West Virginia voters who will be overseas during the November general election might qualify to use a new mobile app to cast their vote more easily than traditional absentee ballots. Several computer and technology experts have questioned whether the system will be secure enough during the first federal election after the 2016 Russian hacking. Officials with the Secretary of State’s office say the app is a calculated risk to allow more people to vote. … The mobile app, run by a company called Voatz, uses blockchain technology. That it a distributed ledger technology used to record transactions across many computers so that the record cannot be altered after the fact. The mobile app voting was tested earlier this year in the primary election, and Kersey said its still in a pilot phase.
Audrey Malagon is an associate professor of mathematics from Virginia Wesleyan Universtiy. She works with Verified Voting to advocated for secure election practices, and said she is very concerned about West Virginia’s pilot project.

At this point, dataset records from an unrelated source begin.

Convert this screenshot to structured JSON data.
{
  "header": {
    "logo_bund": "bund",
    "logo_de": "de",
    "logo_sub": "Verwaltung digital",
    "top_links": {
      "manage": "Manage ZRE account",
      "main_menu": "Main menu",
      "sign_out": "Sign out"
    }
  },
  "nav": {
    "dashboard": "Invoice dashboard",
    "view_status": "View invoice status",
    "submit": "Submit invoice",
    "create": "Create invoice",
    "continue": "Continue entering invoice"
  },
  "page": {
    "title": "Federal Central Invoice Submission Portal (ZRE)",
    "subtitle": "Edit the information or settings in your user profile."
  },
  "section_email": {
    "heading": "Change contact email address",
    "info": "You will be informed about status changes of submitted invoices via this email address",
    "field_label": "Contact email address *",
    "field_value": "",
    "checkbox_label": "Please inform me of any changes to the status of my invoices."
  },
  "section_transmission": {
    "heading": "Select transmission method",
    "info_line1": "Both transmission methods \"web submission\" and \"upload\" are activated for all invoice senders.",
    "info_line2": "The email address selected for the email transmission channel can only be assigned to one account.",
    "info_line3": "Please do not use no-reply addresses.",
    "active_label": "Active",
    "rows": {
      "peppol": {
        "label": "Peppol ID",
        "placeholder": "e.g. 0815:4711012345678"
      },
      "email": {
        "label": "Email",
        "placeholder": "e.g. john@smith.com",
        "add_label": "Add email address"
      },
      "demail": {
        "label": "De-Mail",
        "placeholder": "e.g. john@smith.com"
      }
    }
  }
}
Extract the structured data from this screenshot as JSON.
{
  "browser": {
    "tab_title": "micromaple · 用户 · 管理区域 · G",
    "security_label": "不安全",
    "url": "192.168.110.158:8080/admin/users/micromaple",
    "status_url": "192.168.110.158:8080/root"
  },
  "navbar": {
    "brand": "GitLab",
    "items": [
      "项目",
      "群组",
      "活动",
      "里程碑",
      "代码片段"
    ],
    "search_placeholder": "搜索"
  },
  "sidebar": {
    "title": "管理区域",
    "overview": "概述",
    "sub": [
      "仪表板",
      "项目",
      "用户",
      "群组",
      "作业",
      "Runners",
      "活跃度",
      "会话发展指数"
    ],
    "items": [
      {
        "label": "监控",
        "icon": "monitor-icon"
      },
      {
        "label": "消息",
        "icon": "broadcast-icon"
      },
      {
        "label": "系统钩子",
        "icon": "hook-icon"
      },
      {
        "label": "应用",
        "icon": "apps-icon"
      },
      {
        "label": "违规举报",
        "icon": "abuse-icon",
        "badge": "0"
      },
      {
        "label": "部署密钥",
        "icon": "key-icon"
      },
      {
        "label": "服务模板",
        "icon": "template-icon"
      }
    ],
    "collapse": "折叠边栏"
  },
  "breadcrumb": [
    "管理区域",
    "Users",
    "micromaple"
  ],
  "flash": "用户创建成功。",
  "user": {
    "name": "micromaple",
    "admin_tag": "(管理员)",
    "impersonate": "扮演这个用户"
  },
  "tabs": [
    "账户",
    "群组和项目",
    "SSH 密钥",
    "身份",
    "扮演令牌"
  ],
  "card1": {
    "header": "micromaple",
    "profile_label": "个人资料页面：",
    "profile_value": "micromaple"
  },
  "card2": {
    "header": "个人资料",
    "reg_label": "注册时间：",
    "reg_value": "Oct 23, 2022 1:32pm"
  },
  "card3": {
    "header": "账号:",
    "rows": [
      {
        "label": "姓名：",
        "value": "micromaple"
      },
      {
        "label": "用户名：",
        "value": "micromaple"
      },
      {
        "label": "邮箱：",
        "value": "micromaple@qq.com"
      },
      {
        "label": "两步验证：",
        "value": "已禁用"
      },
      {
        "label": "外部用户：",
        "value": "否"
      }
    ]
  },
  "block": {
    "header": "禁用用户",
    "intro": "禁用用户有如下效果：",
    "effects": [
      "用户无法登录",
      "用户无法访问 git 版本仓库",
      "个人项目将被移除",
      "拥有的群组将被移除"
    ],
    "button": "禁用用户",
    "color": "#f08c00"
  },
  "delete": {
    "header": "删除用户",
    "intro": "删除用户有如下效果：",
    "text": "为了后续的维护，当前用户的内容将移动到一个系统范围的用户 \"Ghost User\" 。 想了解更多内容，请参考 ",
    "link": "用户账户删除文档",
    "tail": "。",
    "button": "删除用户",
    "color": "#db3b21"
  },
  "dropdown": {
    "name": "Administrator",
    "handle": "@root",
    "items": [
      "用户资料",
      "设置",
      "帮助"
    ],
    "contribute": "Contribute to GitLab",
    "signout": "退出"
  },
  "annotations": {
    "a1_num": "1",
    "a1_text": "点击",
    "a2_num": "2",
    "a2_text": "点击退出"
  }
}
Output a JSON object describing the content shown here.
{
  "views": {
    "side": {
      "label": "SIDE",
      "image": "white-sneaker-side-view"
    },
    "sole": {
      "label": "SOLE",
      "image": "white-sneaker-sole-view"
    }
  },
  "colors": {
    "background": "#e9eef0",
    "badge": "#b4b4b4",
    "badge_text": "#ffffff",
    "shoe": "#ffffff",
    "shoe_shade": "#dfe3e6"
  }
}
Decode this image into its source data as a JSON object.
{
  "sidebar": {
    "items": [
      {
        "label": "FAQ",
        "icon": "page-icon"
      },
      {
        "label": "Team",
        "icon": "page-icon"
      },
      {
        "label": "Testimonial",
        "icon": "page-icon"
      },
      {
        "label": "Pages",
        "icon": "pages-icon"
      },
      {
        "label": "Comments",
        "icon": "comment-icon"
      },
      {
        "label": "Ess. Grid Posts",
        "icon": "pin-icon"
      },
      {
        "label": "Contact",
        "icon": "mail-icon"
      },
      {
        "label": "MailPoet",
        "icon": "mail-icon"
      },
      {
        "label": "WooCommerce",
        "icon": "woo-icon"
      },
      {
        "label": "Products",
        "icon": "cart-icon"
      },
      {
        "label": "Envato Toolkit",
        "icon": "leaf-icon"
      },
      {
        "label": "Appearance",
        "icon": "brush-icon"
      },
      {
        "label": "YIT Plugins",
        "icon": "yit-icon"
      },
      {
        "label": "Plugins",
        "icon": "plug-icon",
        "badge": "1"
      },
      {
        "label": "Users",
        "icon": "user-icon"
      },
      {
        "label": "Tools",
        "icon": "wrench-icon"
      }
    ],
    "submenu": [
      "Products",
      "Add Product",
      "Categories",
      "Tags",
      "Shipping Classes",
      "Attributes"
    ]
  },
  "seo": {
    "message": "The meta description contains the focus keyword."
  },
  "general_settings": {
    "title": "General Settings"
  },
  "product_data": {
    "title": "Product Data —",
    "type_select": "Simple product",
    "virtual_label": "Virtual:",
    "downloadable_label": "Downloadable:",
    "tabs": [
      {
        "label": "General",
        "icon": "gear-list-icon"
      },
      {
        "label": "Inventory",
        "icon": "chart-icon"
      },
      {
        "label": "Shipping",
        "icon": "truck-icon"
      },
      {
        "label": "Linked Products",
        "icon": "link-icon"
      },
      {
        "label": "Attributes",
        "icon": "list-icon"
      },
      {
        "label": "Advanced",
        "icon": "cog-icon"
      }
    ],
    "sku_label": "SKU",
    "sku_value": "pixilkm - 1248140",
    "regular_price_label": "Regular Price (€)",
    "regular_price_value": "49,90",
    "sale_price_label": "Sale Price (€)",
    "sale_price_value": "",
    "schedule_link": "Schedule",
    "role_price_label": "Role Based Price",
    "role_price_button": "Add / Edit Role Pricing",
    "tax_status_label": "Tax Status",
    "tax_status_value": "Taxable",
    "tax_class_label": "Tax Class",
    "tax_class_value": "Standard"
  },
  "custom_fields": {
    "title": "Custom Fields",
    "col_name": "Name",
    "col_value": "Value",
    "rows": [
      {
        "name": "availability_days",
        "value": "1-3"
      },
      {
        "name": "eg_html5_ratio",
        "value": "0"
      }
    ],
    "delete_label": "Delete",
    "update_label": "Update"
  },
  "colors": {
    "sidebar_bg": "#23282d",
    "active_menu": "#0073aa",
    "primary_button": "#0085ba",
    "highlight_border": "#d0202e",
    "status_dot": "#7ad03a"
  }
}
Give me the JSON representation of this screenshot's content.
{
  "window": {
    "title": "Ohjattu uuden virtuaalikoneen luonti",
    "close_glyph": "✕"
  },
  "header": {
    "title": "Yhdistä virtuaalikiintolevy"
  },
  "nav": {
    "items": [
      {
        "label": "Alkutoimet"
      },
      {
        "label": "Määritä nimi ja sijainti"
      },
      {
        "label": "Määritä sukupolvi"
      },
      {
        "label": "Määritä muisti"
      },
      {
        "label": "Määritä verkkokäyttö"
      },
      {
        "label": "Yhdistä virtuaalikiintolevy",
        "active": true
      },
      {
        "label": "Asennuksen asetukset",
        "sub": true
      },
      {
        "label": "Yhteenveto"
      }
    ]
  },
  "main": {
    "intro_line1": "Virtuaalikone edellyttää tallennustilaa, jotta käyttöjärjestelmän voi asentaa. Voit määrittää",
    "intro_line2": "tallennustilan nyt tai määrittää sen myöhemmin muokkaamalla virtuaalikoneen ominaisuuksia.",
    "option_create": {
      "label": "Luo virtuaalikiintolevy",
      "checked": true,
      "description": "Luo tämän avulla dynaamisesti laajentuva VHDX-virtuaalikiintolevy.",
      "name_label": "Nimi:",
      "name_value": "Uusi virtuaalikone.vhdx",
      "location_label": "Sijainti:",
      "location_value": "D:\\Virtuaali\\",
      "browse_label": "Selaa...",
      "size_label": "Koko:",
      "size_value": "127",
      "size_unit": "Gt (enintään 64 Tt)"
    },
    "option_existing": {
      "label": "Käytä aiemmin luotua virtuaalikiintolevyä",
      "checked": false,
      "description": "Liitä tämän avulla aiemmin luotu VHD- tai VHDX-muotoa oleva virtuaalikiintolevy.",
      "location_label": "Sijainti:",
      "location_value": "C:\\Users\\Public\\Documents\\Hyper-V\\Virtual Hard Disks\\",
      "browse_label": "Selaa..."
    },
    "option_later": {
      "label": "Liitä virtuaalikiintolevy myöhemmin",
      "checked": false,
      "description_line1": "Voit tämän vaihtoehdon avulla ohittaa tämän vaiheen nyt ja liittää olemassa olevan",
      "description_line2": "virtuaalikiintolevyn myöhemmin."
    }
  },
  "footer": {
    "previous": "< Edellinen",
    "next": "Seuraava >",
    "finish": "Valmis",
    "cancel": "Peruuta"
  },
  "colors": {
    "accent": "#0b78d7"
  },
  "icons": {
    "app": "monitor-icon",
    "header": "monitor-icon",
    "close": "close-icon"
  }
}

“Even if the blockchain technology is really secure, that doesn’t mean the entire election process is really secure,” Malagn said. “Any time that you’re using internet, mobile phone voting there are vulnerabilities. The information that gets recorded on the blockchain, we want to make sure that that is correct.”
Malagon said there could be a potential that, before the vote is sent away, the information could be intercepted or tampered with on the user’s device before it’s sent to the blockchain. “If something were to go wrong, how would we go back and find that out?” Malagon said.